The walls around public media keep coming down
Briefly

The walls around public media keep coming down
"When I joined Hawaiʻi Public Radio a year and a half ago, the welcome from the team and the community was warm and full of aloha. This was not surprising. What was unexpected were the dozens of strangers from across the country reaching out to say "Welcome to Public Media!" The message came from station heads and staff across the nation, from folks at CPB, NPR, PBS, and from groups dedicated to public media."
"The differences between global, national, and local media are clear, and the same goes for legacy media vs start-ups, or commercial media vs. non-profits. This paradigm was public media vs everything else. Why did the distinction exist, and who did it serve? There are obvious factors, like the model itself, which, from the late 1960s up until this past summer, was rooted in federal funding via the Corporation for Public Broadcasting. And there's the related matter of local stations paying NPR and/or PBS for shared programming and services. The question of What Makes Public Media Different? turned into the more existential What Is Public Media Now? after the July recession that slashed federal funding and decimated CPB."
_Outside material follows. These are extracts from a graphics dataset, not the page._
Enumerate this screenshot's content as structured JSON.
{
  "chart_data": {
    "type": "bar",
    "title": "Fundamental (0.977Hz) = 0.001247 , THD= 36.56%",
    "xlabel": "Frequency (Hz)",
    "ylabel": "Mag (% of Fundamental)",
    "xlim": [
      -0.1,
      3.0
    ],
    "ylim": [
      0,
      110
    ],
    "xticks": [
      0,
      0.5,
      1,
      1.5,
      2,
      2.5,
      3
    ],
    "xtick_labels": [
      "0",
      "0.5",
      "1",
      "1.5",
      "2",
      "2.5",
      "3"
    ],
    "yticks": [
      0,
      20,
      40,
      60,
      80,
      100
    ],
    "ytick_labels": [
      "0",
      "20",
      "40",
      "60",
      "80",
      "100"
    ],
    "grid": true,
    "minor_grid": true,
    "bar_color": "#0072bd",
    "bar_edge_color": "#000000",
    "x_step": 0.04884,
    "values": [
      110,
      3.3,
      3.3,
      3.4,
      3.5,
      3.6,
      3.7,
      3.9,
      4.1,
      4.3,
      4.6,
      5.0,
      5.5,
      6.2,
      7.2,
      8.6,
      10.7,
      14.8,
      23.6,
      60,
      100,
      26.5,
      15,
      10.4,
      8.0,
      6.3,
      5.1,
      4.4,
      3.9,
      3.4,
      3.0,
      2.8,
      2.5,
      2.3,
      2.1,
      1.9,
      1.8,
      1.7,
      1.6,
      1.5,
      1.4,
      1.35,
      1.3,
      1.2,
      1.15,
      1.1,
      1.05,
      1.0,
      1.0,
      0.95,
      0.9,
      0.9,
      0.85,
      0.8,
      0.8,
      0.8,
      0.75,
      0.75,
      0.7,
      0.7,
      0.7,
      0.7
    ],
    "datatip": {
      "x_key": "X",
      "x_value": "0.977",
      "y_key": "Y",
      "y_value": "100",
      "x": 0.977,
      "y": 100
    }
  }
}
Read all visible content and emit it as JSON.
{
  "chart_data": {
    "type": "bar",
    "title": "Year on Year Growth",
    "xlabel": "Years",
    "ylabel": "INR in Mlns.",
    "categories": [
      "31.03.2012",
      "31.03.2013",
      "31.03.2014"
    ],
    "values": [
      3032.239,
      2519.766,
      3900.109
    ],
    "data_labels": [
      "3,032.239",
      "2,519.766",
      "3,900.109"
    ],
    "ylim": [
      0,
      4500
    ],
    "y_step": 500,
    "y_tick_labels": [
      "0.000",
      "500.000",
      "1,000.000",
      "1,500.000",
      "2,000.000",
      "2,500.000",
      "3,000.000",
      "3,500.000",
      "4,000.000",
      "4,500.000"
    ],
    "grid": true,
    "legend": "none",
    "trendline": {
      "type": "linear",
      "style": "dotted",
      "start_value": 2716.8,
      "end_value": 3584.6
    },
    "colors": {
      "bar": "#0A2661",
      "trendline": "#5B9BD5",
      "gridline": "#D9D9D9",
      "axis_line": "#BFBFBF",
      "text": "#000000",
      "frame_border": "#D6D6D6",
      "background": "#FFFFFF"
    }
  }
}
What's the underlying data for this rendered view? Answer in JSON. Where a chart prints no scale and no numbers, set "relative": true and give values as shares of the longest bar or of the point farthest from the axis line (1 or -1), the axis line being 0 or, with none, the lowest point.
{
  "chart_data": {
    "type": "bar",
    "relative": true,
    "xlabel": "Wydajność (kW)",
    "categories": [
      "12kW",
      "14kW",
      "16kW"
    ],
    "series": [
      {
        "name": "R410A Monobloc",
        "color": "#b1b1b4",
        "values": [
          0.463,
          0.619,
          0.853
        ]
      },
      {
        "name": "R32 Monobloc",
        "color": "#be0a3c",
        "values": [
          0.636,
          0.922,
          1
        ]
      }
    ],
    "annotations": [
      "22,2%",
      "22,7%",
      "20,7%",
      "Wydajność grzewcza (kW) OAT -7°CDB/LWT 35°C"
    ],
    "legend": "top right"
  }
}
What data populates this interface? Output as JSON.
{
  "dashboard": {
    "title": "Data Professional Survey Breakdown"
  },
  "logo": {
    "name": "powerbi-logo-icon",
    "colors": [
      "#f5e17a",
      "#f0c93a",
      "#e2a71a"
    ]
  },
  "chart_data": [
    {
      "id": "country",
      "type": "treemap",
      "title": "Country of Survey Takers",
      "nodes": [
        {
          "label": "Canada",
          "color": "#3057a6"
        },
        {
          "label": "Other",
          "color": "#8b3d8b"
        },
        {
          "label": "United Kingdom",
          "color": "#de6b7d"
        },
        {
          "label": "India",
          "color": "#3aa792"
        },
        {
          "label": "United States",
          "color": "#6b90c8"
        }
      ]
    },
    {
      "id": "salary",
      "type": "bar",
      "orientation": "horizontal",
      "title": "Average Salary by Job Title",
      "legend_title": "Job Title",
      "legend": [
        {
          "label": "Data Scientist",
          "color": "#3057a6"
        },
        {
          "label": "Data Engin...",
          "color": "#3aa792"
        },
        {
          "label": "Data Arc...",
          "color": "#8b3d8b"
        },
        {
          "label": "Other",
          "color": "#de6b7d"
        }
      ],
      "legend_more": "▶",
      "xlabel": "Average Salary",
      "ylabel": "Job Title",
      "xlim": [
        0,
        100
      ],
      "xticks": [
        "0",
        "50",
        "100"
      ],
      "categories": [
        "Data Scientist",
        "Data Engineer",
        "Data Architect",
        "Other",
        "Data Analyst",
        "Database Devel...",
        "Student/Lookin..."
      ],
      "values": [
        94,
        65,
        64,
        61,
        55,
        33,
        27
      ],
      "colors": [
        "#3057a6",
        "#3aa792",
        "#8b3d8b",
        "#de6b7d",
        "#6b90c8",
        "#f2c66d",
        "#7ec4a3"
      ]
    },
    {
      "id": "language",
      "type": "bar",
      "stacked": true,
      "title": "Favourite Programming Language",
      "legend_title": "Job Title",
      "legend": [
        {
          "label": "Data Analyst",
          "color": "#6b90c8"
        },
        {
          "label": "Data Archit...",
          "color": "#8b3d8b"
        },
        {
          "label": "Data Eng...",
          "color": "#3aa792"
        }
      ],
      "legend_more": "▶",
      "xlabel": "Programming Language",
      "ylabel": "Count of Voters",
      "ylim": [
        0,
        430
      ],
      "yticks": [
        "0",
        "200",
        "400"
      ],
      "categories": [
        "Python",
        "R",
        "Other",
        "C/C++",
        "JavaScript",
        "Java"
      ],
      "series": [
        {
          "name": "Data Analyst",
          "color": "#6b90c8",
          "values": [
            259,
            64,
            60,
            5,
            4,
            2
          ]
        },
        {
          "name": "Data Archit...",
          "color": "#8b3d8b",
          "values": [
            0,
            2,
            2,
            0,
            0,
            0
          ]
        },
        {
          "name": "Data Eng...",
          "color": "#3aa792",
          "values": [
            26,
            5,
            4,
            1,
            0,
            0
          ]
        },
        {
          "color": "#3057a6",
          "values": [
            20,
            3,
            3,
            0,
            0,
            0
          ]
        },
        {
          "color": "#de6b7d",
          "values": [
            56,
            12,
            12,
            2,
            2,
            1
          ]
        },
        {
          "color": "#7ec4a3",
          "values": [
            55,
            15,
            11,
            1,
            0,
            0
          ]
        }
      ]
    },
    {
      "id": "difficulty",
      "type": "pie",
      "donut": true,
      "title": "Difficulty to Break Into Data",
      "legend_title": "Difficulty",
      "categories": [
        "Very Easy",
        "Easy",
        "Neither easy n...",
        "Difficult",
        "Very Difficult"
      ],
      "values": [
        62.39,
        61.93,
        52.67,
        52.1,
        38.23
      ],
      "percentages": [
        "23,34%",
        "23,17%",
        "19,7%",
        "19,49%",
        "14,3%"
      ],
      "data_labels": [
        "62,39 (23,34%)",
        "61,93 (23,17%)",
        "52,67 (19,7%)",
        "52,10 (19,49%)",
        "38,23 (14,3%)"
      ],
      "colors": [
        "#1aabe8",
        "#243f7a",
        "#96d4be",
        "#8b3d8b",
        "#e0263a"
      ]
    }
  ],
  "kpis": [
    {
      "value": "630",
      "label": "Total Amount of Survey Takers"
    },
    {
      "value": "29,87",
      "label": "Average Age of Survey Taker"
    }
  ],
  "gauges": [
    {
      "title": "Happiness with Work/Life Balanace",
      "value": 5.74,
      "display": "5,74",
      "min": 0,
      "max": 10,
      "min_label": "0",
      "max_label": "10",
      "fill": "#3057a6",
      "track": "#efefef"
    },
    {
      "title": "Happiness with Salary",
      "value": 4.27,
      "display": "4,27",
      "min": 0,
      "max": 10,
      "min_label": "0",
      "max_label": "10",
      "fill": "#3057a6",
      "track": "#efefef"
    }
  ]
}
"When I asked people inside the system what makes public media unique, a common response was that the people are quirky. I sorted this into the category of stories we tell ourselves that aren't entirely true. During my time at CNN, the Los Angeles Times, and The New York Times, there were plenty of quirky folks. But I have found some ways that public media is distinct from the rest of the landscape. Here are two:"
Hawaiʻi Public Radio received a warm community welcome and outreach from public media professionals across the country. Dozens of station heads, CPB, NPR, PBS, and public media groups sent welcome messages, demonstrating entry into a national public media network. Distinctions exist among global, national, local, legacy, start-up, commercial, and non-profit media, but public media often frames itself as separate from other sectors. The model historically relied on federal funding through the Corporation for Public Broadcasting, with local stations paying for NPR and PBS programming and services. A July recession sharply reduced federal support and decimated CPB. Public media practitioners exchange information openly, trading funding tactics, technical and governance advice.